Mengedukasi masyarakat khususnya generasi muda tentang memanfaatkan teknologi yang baik perlu kolaborasi antarpihak. Dalam konteks ini, pemerintah, lembaga pendidikan, media, korporasi, dan lembaga swadaya masyarakat perlu bekerja sama memperluas dan memperkuat literasi digital dengan berbagai program edukasi yang mudah diterima masyarakat.
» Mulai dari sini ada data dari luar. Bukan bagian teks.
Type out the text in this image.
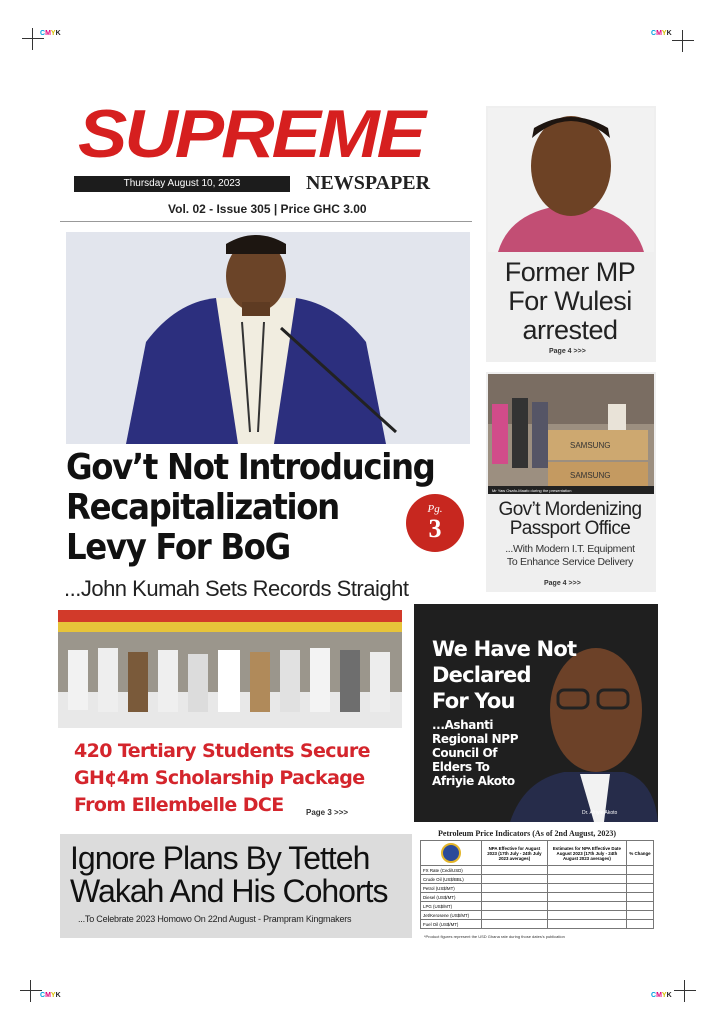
CMYK	CMYK
CMYK	CMYK
SUPREME
Thursday August 10, 2023	NEWSPAPER
Vol. 02 - Issue 305 | Price GHC 3.00
Gov’t Not Introducing
Recapitalization
Levy For BoG
Pg.
3
...John Kumah Sets Records Straight
Former MP
For Wulesi
arrested
Page 4 >>>
SAMSUNG
SAMSUNG
Mr Yaw Osafo-Maafo during the presentation
Gov’t Mordenizing
Passport Office
...With Modern I.T. Equipment
To Enhance Service Delivery
Page 4 >>>
420 Tertiary Students Secure
GH¢4m Scholarship Package
From Ellembelle DCE	Page 3 >>>	Dr. Afriyie Akoto
We Have Not
Declared
For You
...Ashanti
Regional NPP
Council Of
Elders To
Afriyie Akoto
Ignore Plans By Tetteh
Wakah And His Cohorts
...To Celebrate 2023 Homowo On 22nd August - Prampram Kingmakers
Petroleum Price Indicators (As of 2nd August, 2023)
	NPA Effective for August 2023 (17th July - 24th July 2023 averages)	Estimates for NPA Effective Date August 2023 (17th July - 24th August 2023 averages)	% Change
FX Rate (Cedi/USD)			
Crude Oil (US$/BBL)			
Petrol (US$/MT)			
Diesel (US$/MT)			
LPG (US$/MT)			
Jet/Kerosene (US$/MT)			
Fuel Oil (US$/MT)			
*Product figures represent the USD Ghana rate during those dates's publication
Dengan demikian, berbagai tindak kejahatan mayantara (cybercrime) harus diwaspdai dan menjadi alarm bagi kita bersama. Kita harus lebih waspada dari potensi kejahatan di dunia maya dengan cara meningkatkan kecakapan digital. Tentu, langkah ini perlu didukung dengan kesadaran hukum di kalangan masyarakat. Kesadaran hukum dalam menghadapi kejahatan mayantara dapat ditingkatkan melalui sosialisasi tentang perlindungan data pribadi dan cybercrime oleh pihak penegak hukum dan pihak lain yang selama ini fokus dalam penanganan kejahatan siber. Upaya ini perlu dilakukan berjamaah sebagai sebuah ikhtiar melawan segala bentuk kejahatan mayantara yang kapan saja bisa terjadi pada diri kita.